If I'm going to spend that much money, I might as well go a little further and get an Intel Mac.  As it stands, even some of the Power Macintosh G5 systems are having reliability problems.  Check MacinTouch and you'll see what I mean.  It's a shame that such a nice processor was scarred by such crappy design all for the sake of form. 

If the PowerPC 970 really needed the cooling, Jobs should have conceded from the get go or just stuck with the G4 until it was time for the big switch.

Besides, my father bought a nice dual 867 MHz Power Macintosh G4 for only $299 from Mac of All Trades.  It only cost him more (about $75 bucks more) because he had to pay sales tax since both my father and MoAT are in Florida and he wanted it shipped ASAP.  They also had a 1 GHz MDD (single CPU) for less than that ($249).


----------



## Hughvane (Apr 20, 2008)

nixgeek said:


> some of the Power Macintosh G5 systems are having reliability problems.  Check MacinTouch and you'll see what I mean.



Thanks for the info, one of the best features of these forums. I take it you mean this: http://www.macintouch.com/reliability/pmg5.html

I'll be looking - and waiting - for the PPC 970MP model.



> Besides, my father bought a nice dual 867 MHz Power Macintosh G4 for only $299



That's a very friendly price. The equivalent here is about US$80 dearer. It's all about numbers. We don't have the turnover in Mac computers in NZ. You'd be amazed at how we Kiwis hang on to supposedly obsolete hardware (of all descriptions).

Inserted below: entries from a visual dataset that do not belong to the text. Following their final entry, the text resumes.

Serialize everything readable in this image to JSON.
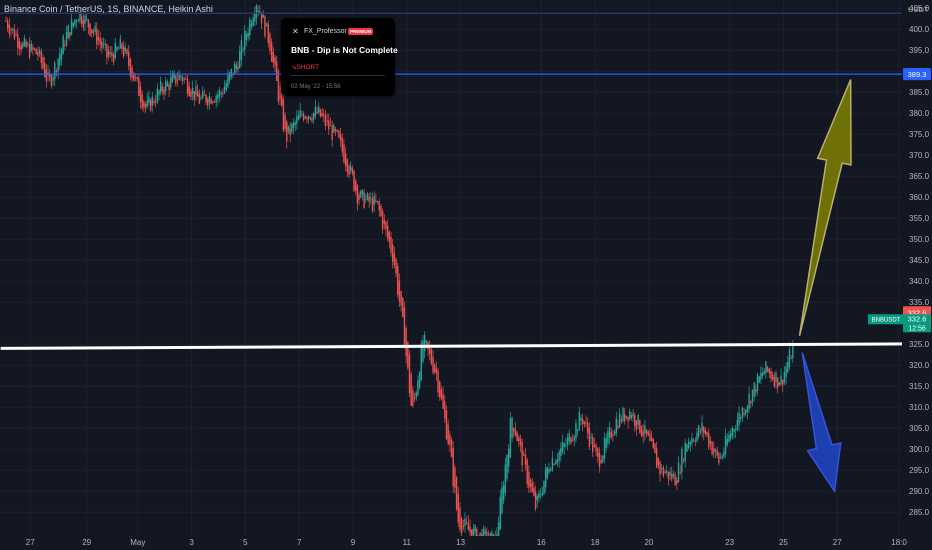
{
  "header": {
    "title": "Binance Coin / TetherUS, 1S, BINANCE, Heikin Ashi"
  },
  "idea_card": {
    "author": "FX_Professor",
    "badge": "PREMIUM",
    "idea_title": "BNB - Dip is Not Complete",
    "direction": "SHORT",
    "date": "02 May '22 - 15:56"
  },
  "colors": {
    "background": "#131722",
    "up_candle": "#26a69a",
    "down_candle": "#ef5350",
    "level_line": "#2962ff",
    "trend_line": "#ffffff",
    "up_arrow": "#808000",
    "down_arrow": "#2047c8",
    "last_price_label": "#ef5350",
    "symbol_label": "#089981"
  },
  "chart_data": {
    "type": "candlestick",
    "yaxis": {
      "currency": "USDT",
      "ticks": [
        "405.0",
        "400.0",
        "395.0",
        "390.0",
        "385.0",
        "380.0",
        "375.0",
        "370.0",
        "365.0",
        "360.0",
        "355.0",
        "350.0",
        "345.0",
        "340.0",
        "335.0",
        "325.0",
        "320.0",
        "315.0",
        "310.0",
        "305.0",
        "300.0",
        "295.0",
        "290.0",
        "285.0"
      ],
      "range": [
        283,
        406
      ]
    },
    "xaxis": {
      "ticks": [
        "27",
        "29",
        "May",
        "3",
        "5",
        "7",
        "9",
        "11",
        "13",
        "16",
        "18",
        "20",
        "23",
        "25",
        "27",
        "18:0"
      ]
    },
    "price_path": [
      {
        "d": 0,
        "p": 402
      },
      {
        "d": 0.6,
        "p": 396
      },
      {
        "d": 1.2,
        "p": 394
      },
      {
        "d": 1.6,
        "p": 387
      },
      {
        "d": 2.2,
        "p": 398
      },
      {
        "d": 2.7,
        "p": 404
      },
      {
        "d": 3.3,
        "p": 399
      },
      {
        "d": 3.8,
        "p": 393
      },
      {
        "d": 4.3,
        "p": 396
      },
      {
        "d": 5.2,
        "p": 381
      },
      {
        "d": 5.8,
        "p": 386
      },
      {
        "d": 6.5,
        "p": 389
      },
      {
        "d": 7.2,
        "p": 383
      },
      {
        "d": 8.0,
        "p": 385
      },
      {
        "d": 8.6,
        "p": 392
      },
      {
        "d": 9.3,
        "p": 407
      },
      {
        "d": 9.8,
        "p": 397
      },
      {
        "d": 10.4,
        "p": 374
      },
      {
        "d": 11.0,
        "p": 380
      },
      {
        "d": 11.6,
        "p": 380
      },
      {
        "d": 12.3,
        "p": 374
      },
      {
        "d": 12.7,
        "p": 368
      },
      {
        "d": 13.1,
        "p": 360
      },
      {
        "d": 13.8,
        "p": 358
      },
      {
        "d": 14.4,
        "p": 346
      },
      {
        "d": 14.8,
        "p": 327
      },
      {
        "d": 15.1,
        "p": 308
      },
      {
        "d": 15.5,
        "p": 326
      },
      {
        "d": 16.0,
        "p": 318
      },
      {
        "d": 16.5,
        "p": 300
      },
      {
        "d": 16.8,
        "p": 283
      },
      {
        "d": 17.3,
        "p": 280
      },
      {
        "d": 18.2,
        "p": 278
      },
      {
        "d": 18.8,
        "p": 308
      },
      {
        "d": 19.3,
        "p": 295
      },
      {
        "d": 19.7,
        "p": 286
      },
      {
        "d": 20.2,
        "p": 297
      },
      {
        "d": 20.8,
        "p": 301
      },
      {
        "d": 21.4,
        "p": 308
      },
      {
        "d": 22.0,
        "p": 297
      },
      {
        "d": 22.7,
        "p": 307
      },
      {
        "d": 23.2,
        "p": 309
      },
      {
        "d": 23.8,
        "p": 303
      },
      {
        "d": 24.3,
        "p": 295
      },
      {
        "d": 24.9,
        "p": 293
      },
      {
        "d": 25.3,
        "p": 302
      },
      {
        "d": 25.9,
        "p": 305
      },
      {
        "d": 26.5,
        "p": 297
      },
      {
        "d": 27.0,
        "p": 305
      },
      {
        "d": 27.6,
        "p": 312
      },
      {
        "d": 28.2,
        "p": 319
      },
      {
        "d": 28.8,
        "p": 316
      },
      {
        "d": 29.3,
        "p": 325
      }
    ],
    "levels": [
      {
        "name": "resistance",
        "value": 389.3,
        "label": "389.3"
      }
    ],
    "trend_line": {
      "from": {
        "d": -0.2,
        "p": 324.0
      },
      "to": {
        "d": 34.2,
        "p": 325.1
      }
    },
    "last_price": {
      "value": 332.6,
      "label": "332.6"
    },
    "symbol_tag": {
      "symbol": "BNBUSDT",
      "price": "332.6",
      "countdown": "12:56"
    },
    "annotations": [
      {
        "type": "up-arrow",
        "from": {
          "d": 29.5,
          "p": 327
        },
        "to": {
          "d": 31.4,
          "p": 388
        }
      },
      {
        "type": "down-arrow",
        "from": {
          "d": 29.6,
          "p": 323
        },
        "to": {
          "d": 30.8,
          "p": 290
        }
      }
    ]
  }
}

I'd stick with my old G3 b/w dual-drive Yosemite if it were faster, it does its work wonderfully well - but slowly. Comparing it with modern hardware is a bit like comparing a Case tractor with a Ferrari. In other words you don't plough a field with a Ferrari!


----------



## reed (Apr 27, 2008)

That bleaking Icon in the middle of the screen? All is dead as a doornail. Somebody "screwed-up." Need I say more?  Start all over again....and good luck to re-install the lot!!!!!

SIGH.


----------



## vivunger (May 15, 2008)

Recent disaster in not backing up when my PowerBook died unexpectedly... as a Grad student I almost lost all my work.. thanks to the Apple store I (my data) was saved... AMEN! Taught me a good lesson!


----------



## rubaiyat (May 19, 2008)

My worst disaster was when I upgraded to OSX and experienced a disappearing directory, unfortunately containing all my tax and accounts which I was in the process of updating but hadn't quite completed and backed up. 

The worst part was I didn't notice for a while and found it extremely difficult to find my place and reconstruct all my efforts.

Recently I upgraded my iMac G5 to Leopard after cloning my Tiger system onto an external FW drive. After the Leopard upgrade it will no longer see *any* FireWire devices, so I can't get at my precautionary backup. 

This and other associated problems have been consuming my time for over 2 weeks now.


----------